Chocolate was introduced in Europe through Spain at the beginning of the 16th century, after Spanish explorer - and chocolate addict - Hernán Cortés brought back cocoa beans from Mexico. Then under the reign of famous catholic monarchs Isabella of Castille and Ferdinand of Aragon, skilled Jewish artisans got expelled from Spain, and later on from Portugal.
In the 17th century, these immigrants - whose many skills included fabricating chocolate into drinkable form - settled in Bayonne, on the French side of the Spanish border. From there, chocolate became the darling beverage of kings and queens throughout Europe, and Bayonne the capital of chocolate in France.
Established in 1890, Daranatz has some of the best - and most beautiful - chocolate bars I've ever tasted in my life, with up to 20 different flavours. Of course, all the classics are there, dark and milk chocolate, with hazelnuts or almonds, but you'll also find spicier bars featuring cinnamon, four spices and vanilla, as well as more contemporary flavours such as coffee and red chili from Espelette in the Basque Country. And even single origin grands crus from Java and the Caribbeans. Their chocolate bonbons are fabulous as well, with no less than 50 different flavours.

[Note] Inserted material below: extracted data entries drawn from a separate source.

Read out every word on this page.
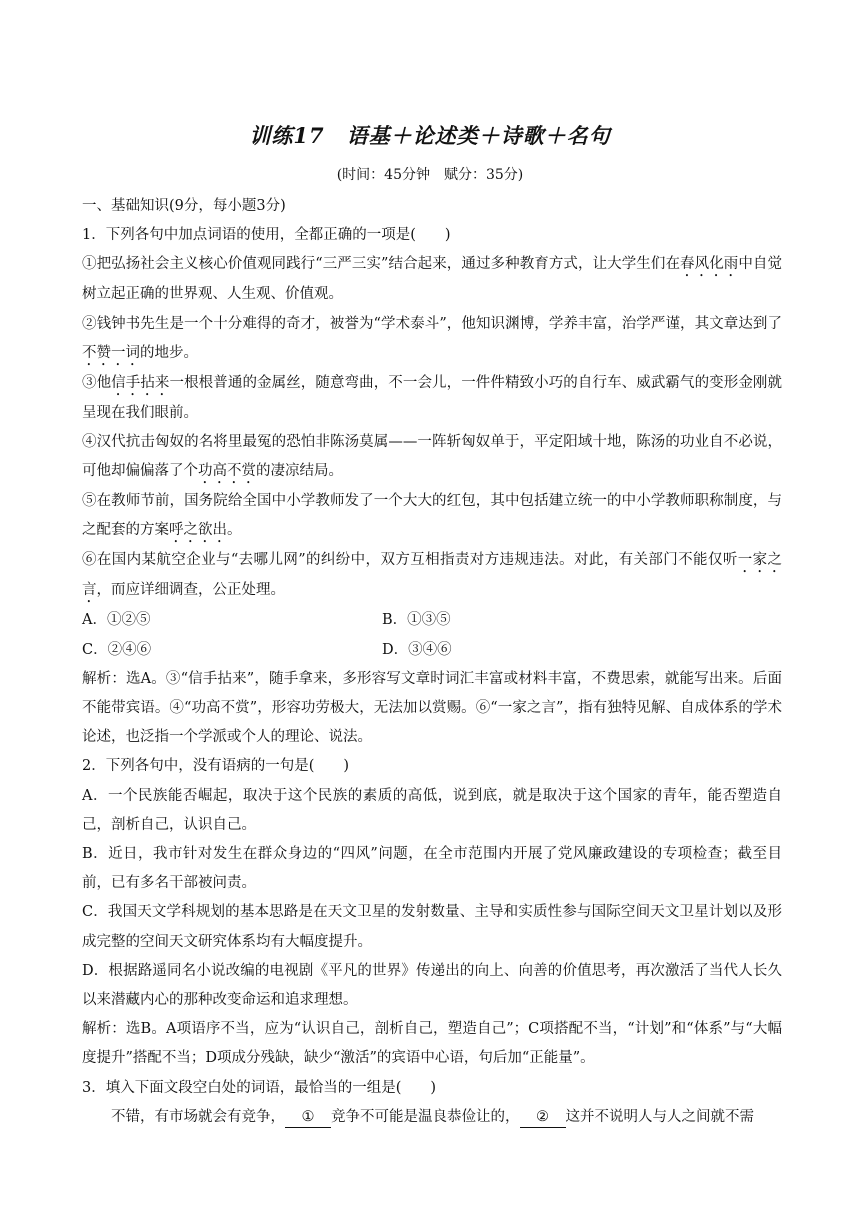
训练17　语基＋论述类＋诗歌＋名句
(时间：45分钟　赋分：35分)

一、基础知识(9分，每小题3分)

1．下列各句中加点词语的使用，全都正确的一项是(　　)

①把弘扬社会主义核心价值观同践行“三严三实”结合起来，通过多种教育方式，让大学生们在春风化雨中自觉树立起正确的世界观、人生观、价值观。

②钱钟书先生是一个十分难得的奇才，被誉为“学术泰斗”，他知识渊博，学养丰富，治学严谨，其文章达到了不赞一词的地步。

③他信手拈来一根根普通的金属丝，随意弯曲，不一会儿，一件件精致小巧的自行车、威武霸气的变形金刚就呈现在我们眼前。

④汉代抗击匈奴的名将里最冤的恐怕非陈汤莫属——一阵斩匈奴单于，平定阳域十地，陈汤的功业自不必说，可他却偏偏落了个功高不赏的凄凉结局。

⑤在教师节前，国务院给全国中小学教师发了一个大大的红包，其中包括建立统一的中小学教师职称制度，与之配套的方案呼之欲出。

⑥在国内某航空企业与“去哪儿网”的纠纷中，双方互相指责对方违规违法。对此，有关部门不能仅听一家之言，而应详细调查，公正处理。

A．①②⑤	B．①③⑤

C．②④⑥	D．③④⑥

解析：选A。③“信手拈来”，随手拿来，多形容写文章时词汇丰富或材料丰富，不费思索，就能写出来。后面不能带宾语。④“功高不赏”，形容功劳极大，无法加以赏赐。⑥“一家之言”，指有独特见解、自成体系的学术论述，也泛指一个学派或个人的理论、说法。

2．下列各句中，没有语病的一句是(　　)

A．一个民族能否崛起，取决于这个民族的素质的高低，说到底，就是取决于这个国家的青年，能否塑造自己，剖析自己，认识自己。

B．近日，我市针对发生在群众身边的“四风”问题，在全市范围内开展了党风廉政建设的专项检查；截至目前，已有多名干部被问责。

C．我国天文学科规划的基本思路是在天文卫星的发射数量、主导和实质性参与国际空间天文卫星计划以及形成完整的空间天文研究体系均有大幅度提升。

D．根据路遥同名小说改编的电视剧《平凡的世界》传递出的向上、向善的价值思考，再次激活了当代人长久以来潜藏内心的那种改变命运和追求理想。

解析：选B。A项语序不当，应为“认识自己，剖析自己，塑造自己”；C项搭配不当，“计划”和“体系”与“大幅度提升”搭配不当；D项成分残缺，缺少“激活”的宾语中心语，句后加“正能量”。

3．填入下面文段空白处的词语，最恰当的一组是(　　)

不错，有市场就会有竞争， ① 竞争不可能是温良恭俭让的， ② 这并不说明人与人之间就不需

Just up the street on Rue du Pont-Neuf is Cazenave, which was founded in 1854. That's right, 150 years of chocolate history for you... Their chocolate bars (or tablettes as we say in French) are also exceptionally good - and good looking. And Cazenave has a most beautiful heritage tea room where you can sit down for a cup of hot chocolate and sweet treats. I'd definitely recommend stopping by!
So tell me dear reader, when comes to chocolate, do you prefer the more classic options of plain dark / milk chocolate, or do you fancy nuts & spices as well?
Daranatz: 15 rue du Pont-Neuf, 64100 Bayonne. www.chocolat-bayonne-daranatz.fr
Cazenave: 19 rue du Pont-Neuf, 64100 Bayonne.